A mobile device has been developed to measure the pressure curve for reusable mortar equipment (as well as for recoilless guns), allowing pressure measurement in ballistic installations in the ranges of 1000 bar, 2000 bar, 3000 bar, and 5000 bar.
The device is designed as an alternative to mechanical crushers for use in recoilless ballistic installations of 82 mm and 120 mm calibers.
The device allows analyzing not only a single pressure value (like in mechanical crushers), but a dynamic curve of pressure change in the barrel bore.
The device is a data acquisition system controller to which up to 4 pressure sensors can be connected via cables up to 75 m long. The controller is mounted in a mobile case equipped with an uninterruptible power supply with batteries and a switch / router for operation in a local network.
The device can be equipped with an objective control system consisting of 2 to 4 cameras with a frequency of up to 200 frames/s and a video recording unit with the possibility of remote monitoring of the combat crew's work and recording the behavior of the ammunition after exiting the barrel.
Main specifications:
- Number of sensors — up to 4
- Measured pressure range — from 100 bar to 2000 bar (up to 5000 bar)
- Deviation of the measurement curve from linear — 0.2%
- Accuracy class — 0.2
- Operating temperature range — from −40 to +100 °C
- "Zero drift" in the operating temperature range — 0.2%
- Execution class — IP67
- Standard connecting thread — M12×1.5 (or via an appropriate adapter)
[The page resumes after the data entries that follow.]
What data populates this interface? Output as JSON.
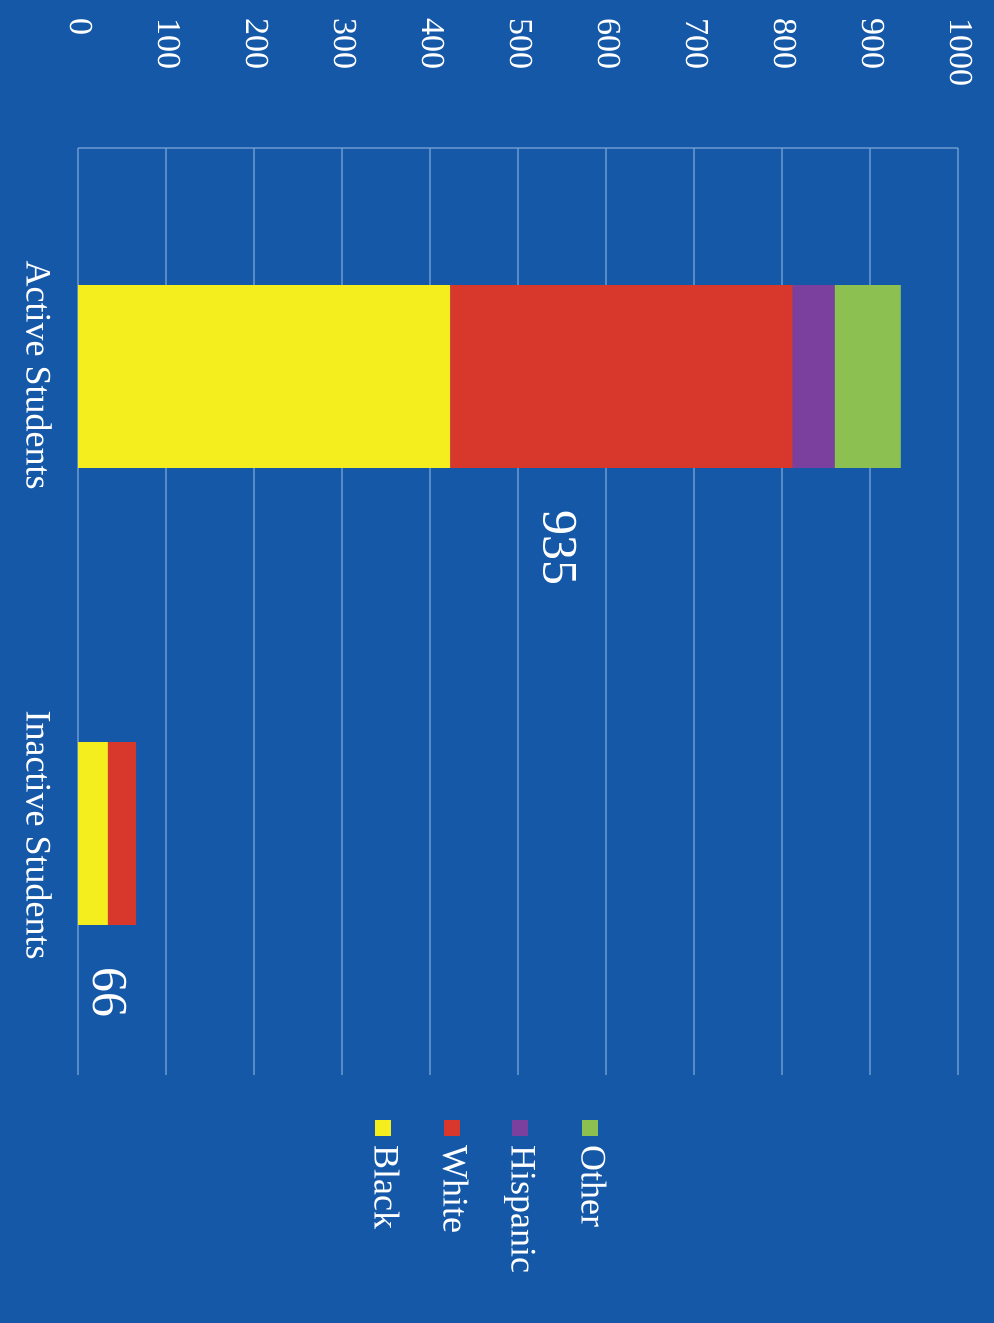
{
  "chart_data": {
    "type": "stacked_bar",
    "categories": [
      "Active Students",
      "Inactive Students"
    ],
    "series": [
      {
        "name": "Black",
        "color": "#f5ee1f",
        "values": [
          423,
          34
        ]
      },
      {
        "name": "White",
        "color": "#d8372b",
        "values": [
          389,
          32
        ]
      },
      {
        "name": "Hispanic",
        "color": "#7b3f9e",
        "values": [
          48,
          0
        ]
      },
      {
        "name": "Other",
        "color": "#8cc152",
        "values": [
          75,
          0
        ]
      }
    ],
    "totals": [
      935,
      66
    ],
    "ylim": [
      0,
      1000
    ],
    "yticks": [
      0,
      100,
      200,
      300,
      400,
      500,
      600,
      700,
      800,
      900,
      1000
    ],
    "grid": true
  }
}
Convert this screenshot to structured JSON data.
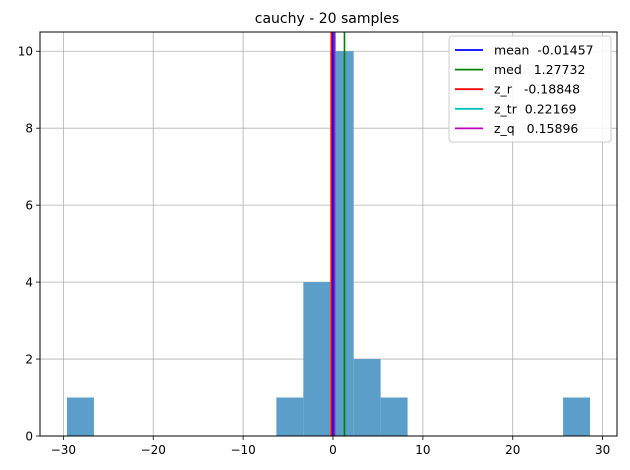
{
  "chart_data": {
    "type": "bar",
    "title": "cauchy - 20 samples",
    "xlabel": "",
    "ylabel": "",
    "xlim": [
      -32.6,
      31.6
    ],
    "ylim": [
      0,
      10.5
    ],
    "grid": true,
    "legend_position": "top-right",
    "x_ticks": [
      -30,
      -20,
      -10,
      0,
      10,
      20,
      30
    ],
    "y_ticks": [
      0,
      2,
      4,
      6,
      8,
      10
    ],
    "bar_color": "#5a9ec9",
    "bins": [
      {
        "x0": -29.6,
        "x1": -26.6,
        "count": 1
      },
      {
        "x0": -6.3,
        "x1": -3.3,
        "count": 1
      },
      {
        "x0": -3.3,
        "x1": -0.3,
        "count": 4
      },
      {
        "x0": -0.3,
        "x1": 2.3,
        "count": 10
      },
      {
        "x0": 2.3,
        "x1": 5.3,
        "count": 2
      },
      {
        "x0": 5.3,
        "x1": 8.3,
        "count": 1
      },
      {
        "x0": 25.6,
        "x1": 28.6,
        "count": 1
      }
    ],
    "series": [
      {
        "name": "mean  -0.01457",
        "value": -0.01457,
        "color": "#0000ff"
      },
      {
        "name": "med   1.27732",
        "value": 1.27732,
        "color": "#008000"
      },
      {
        "name": "z_r   -0.18848",
        "value": -0.18848,
        "color": "#ff0000"
      },
      {
        "name": "z_tr  0.22169",
        "value": 0.22169,
        "color": "#00bfbf"
      },
      {
        "name": "z_q   0.15896",
        "value": 0.15896,
        "color": "#bf00bf"
      }
    ]
  }
}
- Type of connection circuit to ADC — full-bridge
Measuring controller with power supply unit:
- Number of channels — 4
- Signal sampling rate — up to 40 kHz
- ADC resolution — 26 bits
- Power supply — 24 V DC
- Filter types — Bessel, Butterworth, linear phase 0.01…7.770 (−3 dB), filter OFF
- Data transmission channel — 10Base-T / 100Base-TX
- Protocol / addressing — TCP/IP (static IP / DHCP, IPv4 / IPv6)
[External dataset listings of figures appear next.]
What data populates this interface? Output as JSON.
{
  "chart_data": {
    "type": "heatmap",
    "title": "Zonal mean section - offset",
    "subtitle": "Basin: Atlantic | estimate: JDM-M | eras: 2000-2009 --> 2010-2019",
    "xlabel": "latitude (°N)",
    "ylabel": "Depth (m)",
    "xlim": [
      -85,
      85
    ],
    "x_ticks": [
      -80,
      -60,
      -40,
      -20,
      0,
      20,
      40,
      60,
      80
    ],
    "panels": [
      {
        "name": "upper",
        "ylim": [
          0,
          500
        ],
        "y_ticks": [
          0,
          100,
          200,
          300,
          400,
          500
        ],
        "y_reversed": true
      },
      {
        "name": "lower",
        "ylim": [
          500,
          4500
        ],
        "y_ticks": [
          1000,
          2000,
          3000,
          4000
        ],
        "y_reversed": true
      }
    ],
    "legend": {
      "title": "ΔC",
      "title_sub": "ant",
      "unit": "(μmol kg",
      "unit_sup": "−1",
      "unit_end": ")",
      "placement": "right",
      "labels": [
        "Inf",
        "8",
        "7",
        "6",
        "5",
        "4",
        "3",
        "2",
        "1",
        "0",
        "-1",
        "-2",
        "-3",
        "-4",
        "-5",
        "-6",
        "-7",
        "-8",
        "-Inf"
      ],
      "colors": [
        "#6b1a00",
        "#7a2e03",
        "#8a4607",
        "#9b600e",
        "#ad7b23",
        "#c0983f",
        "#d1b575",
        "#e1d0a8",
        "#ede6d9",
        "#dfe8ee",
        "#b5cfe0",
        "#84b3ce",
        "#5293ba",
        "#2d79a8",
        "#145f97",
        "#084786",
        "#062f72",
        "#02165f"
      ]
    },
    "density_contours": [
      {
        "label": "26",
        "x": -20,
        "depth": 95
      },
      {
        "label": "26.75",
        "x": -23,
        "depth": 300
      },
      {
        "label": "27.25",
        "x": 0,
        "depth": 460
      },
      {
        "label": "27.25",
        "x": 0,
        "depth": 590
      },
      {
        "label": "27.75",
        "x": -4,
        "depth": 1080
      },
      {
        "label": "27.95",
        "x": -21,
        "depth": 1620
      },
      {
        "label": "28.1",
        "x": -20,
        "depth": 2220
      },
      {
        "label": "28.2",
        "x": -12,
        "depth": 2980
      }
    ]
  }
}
- Operating temperature range — from −20 to +65 °C
Synchronization of recording start:
A) from the operator's external button
B) by the signal of the control PC
Typical pressure graph for a two-channel system:
| Channel / sensor_CH_1 | Channel / sensor_CH_2 |
|---|---|
| t1: 30,184 s | t1: 30,184 s |
| t2: 30,217 s | t2: 30,217 s |
| Minimum: -1,273 bar | Minimum: -0,7895 bar |
| Maximum: 247,7 bar | Maximum: 266,0 bar |
| Mean value: 139,2 bar | Mean value: 160,2 bar |
| RMS: 156,7 bar | RMS: 180,6 bar |
Interpretation of results:
1. The pressure measurement system for ballistic equipment together with the muzzle velocity measuring device creates a powerful complex for solving the following tasks:
- measuring the dynamic pressure curve;
- analyzing the charge burning rate and evaluating its quality;
- determining and evaluating the projectile's movement time in the barrel bore and measuring the initial velocity of the projectile upon exiting the muzzle;
- analyzing the dependence of the muzzle velocity on dynamic pressure;
- evaluating the quality of the barrel and the degree of its wear (data for assessing bore erosion and barrel category).
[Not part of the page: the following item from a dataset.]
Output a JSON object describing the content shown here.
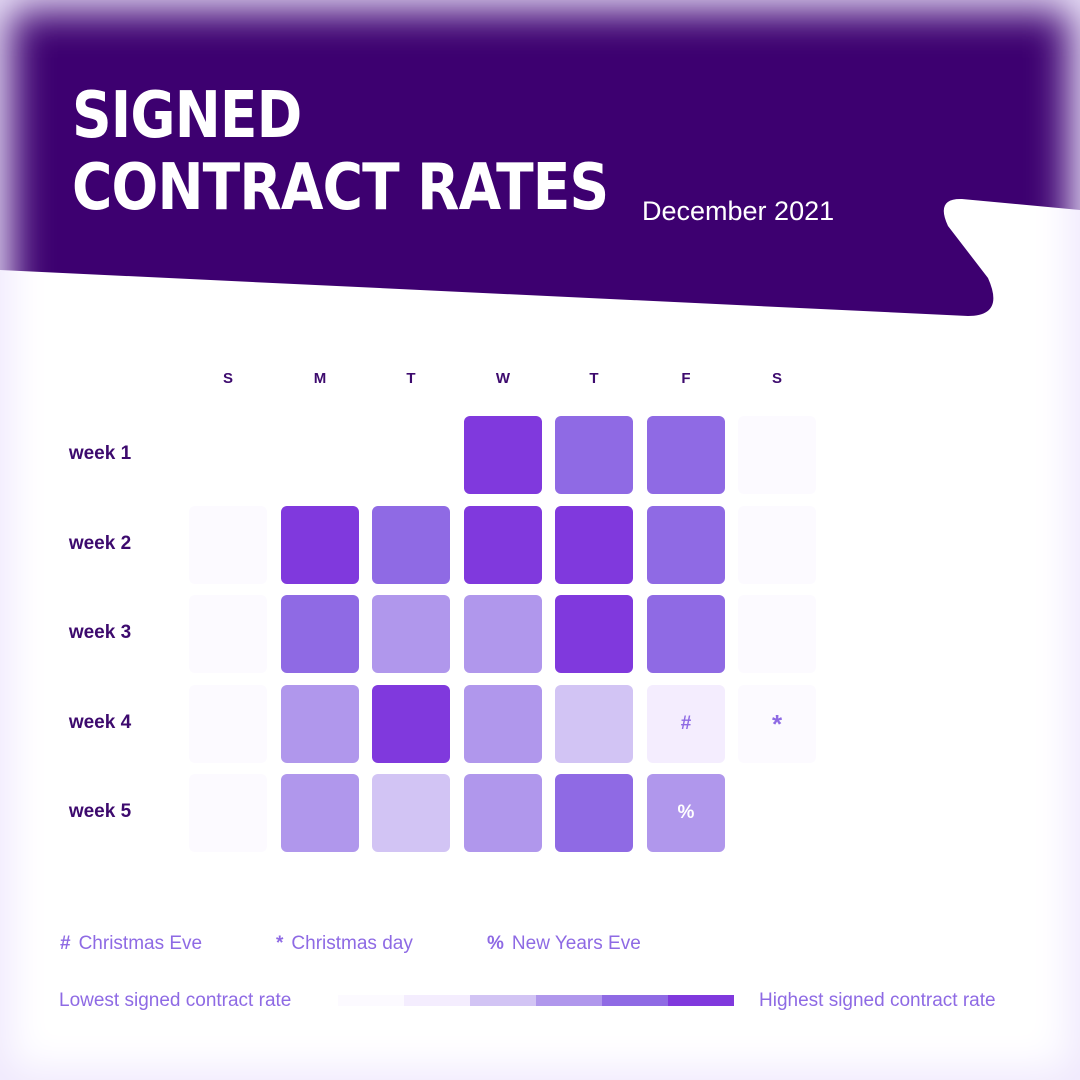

2. Typical values for mortar equipment: the leading edge (pressure rise rate) ranges from 3 to 5 ms (0.003–0.005 s), the decline to the "plateau" of the average value is from 8 to 15 ms, the pressure drop from the maximum level to the level of 0.3 of the maximum is 180–220 ms, and to the level of 0.1 of the maximum is up to 500–700 ms. The values differ for various types of charges. After 100–120 ms, additional pressure excitations are observed, associated with the movement of the mortar bomb in the barrel bore, which creates a certain turbulence and pressure fluctuations. The peak pressure surge at the beginning of charge burning indicates an uneven burning rate and the need to improve the practice of selecting powders for forming charges 0, 1, 2, 3 (or equivalent), which also indicates the need for additional studies of the physical and chemical burning properties of powders before forming "bundles" for mortar bombs using high-pressure calorimeters (calorimetric "bombs").
3. The pressure values in the "plateau" region on average correspond to the values obtained during measurements with a classic crusher device.
The "crusher" pressure value is the integral of the pressure value over time from the beginning of burning to the moment the projectile exits the barrel.
The deviations of the values obtained from the piezoelectric sensors and from the crusher device are related to the following:
A) the piezoelectric sensor has a high measurement rate — 40 thousand times per second, meaning its inertia is very low (the time constant for P3Mb sensors is 0.00001 s), so it shows all pressure peaks and fluctuations;
B) the copper column of the crusher device has a certain inertia due to its physical properties and cannot provide the pressure change curve — only an average value, which is considered the maximum according to the classic methodology.